Meinung: Vom Jammern und Abschiednehmen
Wir betrachten die Dinge mit alten und jungen Augen
Liebe Kerstin Kohlenberg,
„Jammertal Ost“ titelte der „Spiegel“ letzte Woche. Und Otto Schily, an dem ich mit solidarischer Genugtuung bemerke, dass Altersstarrsinn Standhaftigkeit, Rechthaberei Recht haben bedeuten kann, unser Innenminister also, konterte, wir sollten Deutschland nicht zum „Oberjammergau“ verkommen lassen. Jammern wir also zuviel? Nun bedeutet das biblische Bild von der Erde als Jammertal ja nicht, dass die Menschen zu viel jammern, sondern dass es zu viele Sachen gibt, über die man jammern muss. Mit anderen Worten, denen des „Faust“: „Der Menschheit ganzer Jammer fasst mich an.“ Gemeint ist das Elend. Ist also das Glas halbleer oder ganz leer? Und ist Jammern eine Einsicht oder eine schlechte Angewohnheit von Alten? Jedenfalls geht unsere wöchentliche Streiterei zu Ende. Und das ist ein Jammer!
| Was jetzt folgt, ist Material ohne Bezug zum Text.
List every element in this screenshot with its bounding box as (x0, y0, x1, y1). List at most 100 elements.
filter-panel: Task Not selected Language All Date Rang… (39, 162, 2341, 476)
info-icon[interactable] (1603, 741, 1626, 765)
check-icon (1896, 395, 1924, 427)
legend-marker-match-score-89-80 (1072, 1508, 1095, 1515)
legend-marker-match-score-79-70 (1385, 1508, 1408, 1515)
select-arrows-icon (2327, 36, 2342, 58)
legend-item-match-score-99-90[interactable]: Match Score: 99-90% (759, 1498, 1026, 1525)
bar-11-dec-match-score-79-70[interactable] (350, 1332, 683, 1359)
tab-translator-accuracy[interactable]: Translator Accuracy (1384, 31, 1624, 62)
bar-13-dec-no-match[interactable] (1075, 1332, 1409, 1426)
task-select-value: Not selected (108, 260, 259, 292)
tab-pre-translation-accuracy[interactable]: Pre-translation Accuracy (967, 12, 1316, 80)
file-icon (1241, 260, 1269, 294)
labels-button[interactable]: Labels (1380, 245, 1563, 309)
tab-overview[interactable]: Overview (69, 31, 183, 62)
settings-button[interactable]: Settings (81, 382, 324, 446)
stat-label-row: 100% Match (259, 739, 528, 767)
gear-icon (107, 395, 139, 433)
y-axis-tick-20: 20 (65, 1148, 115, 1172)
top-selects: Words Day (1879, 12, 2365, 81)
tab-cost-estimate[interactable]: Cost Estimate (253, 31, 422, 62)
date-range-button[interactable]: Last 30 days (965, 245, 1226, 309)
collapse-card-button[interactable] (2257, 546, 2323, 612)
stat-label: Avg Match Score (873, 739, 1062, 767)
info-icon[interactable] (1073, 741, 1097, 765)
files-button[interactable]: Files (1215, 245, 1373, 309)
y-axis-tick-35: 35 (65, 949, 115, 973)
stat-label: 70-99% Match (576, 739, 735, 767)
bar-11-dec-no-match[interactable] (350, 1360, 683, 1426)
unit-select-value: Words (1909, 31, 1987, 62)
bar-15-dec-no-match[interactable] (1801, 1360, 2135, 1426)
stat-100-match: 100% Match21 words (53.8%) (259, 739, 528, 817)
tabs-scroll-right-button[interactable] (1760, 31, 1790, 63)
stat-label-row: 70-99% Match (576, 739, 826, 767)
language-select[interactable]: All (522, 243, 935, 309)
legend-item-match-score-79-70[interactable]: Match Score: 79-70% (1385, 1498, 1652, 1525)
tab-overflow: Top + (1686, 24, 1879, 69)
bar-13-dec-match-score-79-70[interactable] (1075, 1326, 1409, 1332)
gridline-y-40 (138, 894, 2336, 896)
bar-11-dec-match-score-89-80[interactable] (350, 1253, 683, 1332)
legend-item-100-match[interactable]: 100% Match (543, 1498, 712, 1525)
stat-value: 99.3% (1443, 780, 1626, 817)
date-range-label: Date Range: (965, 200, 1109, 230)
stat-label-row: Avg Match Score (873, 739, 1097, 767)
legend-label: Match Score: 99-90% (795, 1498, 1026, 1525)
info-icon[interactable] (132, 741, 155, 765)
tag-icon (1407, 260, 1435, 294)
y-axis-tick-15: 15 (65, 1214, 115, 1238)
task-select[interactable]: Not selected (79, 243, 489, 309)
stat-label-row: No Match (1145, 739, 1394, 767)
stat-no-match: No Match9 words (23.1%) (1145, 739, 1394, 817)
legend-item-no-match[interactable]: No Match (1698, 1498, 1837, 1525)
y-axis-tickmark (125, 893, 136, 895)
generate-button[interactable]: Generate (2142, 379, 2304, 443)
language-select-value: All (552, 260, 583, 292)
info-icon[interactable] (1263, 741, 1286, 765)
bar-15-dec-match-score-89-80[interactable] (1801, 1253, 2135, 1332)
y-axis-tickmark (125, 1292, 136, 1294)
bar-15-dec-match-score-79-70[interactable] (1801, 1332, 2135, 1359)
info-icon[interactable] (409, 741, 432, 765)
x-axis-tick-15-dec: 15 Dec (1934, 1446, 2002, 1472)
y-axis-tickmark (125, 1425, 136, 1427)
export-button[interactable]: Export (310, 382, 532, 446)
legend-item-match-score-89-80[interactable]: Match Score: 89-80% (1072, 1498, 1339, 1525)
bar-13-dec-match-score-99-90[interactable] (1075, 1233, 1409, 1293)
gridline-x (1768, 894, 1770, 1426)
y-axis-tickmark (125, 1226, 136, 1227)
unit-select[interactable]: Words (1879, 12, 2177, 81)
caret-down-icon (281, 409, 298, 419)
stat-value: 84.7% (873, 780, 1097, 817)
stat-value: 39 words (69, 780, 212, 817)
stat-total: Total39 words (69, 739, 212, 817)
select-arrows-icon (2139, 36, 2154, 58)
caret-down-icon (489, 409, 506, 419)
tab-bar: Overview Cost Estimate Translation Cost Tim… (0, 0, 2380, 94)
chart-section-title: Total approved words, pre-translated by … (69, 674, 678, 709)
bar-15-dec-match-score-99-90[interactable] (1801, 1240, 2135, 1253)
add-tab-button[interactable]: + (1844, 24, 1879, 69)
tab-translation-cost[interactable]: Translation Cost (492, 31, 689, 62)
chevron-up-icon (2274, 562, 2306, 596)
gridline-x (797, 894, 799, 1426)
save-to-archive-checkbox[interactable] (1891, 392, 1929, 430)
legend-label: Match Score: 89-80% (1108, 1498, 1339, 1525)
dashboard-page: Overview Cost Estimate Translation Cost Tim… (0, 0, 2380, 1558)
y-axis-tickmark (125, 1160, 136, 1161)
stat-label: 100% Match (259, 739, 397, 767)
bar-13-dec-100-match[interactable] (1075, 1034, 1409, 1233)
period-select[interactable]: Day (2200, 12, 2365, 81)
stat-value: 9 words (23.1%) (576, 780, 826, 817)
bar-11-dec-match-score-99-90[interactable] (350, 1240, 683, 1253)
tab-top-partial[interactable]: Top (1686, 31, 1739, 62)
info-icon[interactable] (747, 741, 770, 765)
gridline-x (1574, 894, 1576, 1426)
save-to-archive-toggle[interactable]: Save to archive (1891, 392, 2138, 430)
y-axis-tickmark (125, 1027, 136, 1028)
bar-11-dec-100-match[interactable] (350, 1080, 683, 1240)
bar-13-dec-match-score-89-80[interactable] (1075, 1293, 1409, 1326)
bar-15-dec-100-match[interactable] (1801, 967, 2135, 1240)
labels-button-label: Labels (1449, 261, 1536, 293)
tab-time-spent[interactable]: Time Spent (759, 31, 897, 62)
Stets Ihr Hellmuth Karasek
Lieber Hellmuth Karasek,
Zuerst denkt man ja lange Zeit, nee, also mit dem Jammern fange ich nicht an. Ich nicht! Dann sagt man einige Jahre, also ich bin kein typischer Jammerer, ich jammere nur auf Partys, ich bin ein Geselligkeitsjammerer, könnte aber jeder Zeit aufhören, 100-prozentig, im Moment macht es jedoch noch zu viel Spaß. Außerdem jammern alle meine Freunde. Irgendwann jammert man dann zum ersten mal zu Hause, auf dem Balkon, dann am Fenster und irgendwann macht man auch die Fenster nicht mehr auf, jammert schon vor dem Frühstück, bekommt kalte Finger und schlechte Haut, fühlt sich nicht gut und hat jetzt doppelt Grund zu jammern, der Husten, das Lungenrasseln, der Mundgeruch. Und dann sagt der Arzt, also mein Lieber, wenn Sie nicht schleunigst aufhören zu jammern, dann sehe ich schwarz. Ist Jammern also Einsicht oder schlechte Angewohnheit? Es ist die Einsicht, dass eine schlechte Angewohnheit abhängig machen kann. Leben Sie wohl lieber Herr Karasek, und rauchen Sie nicht so viel!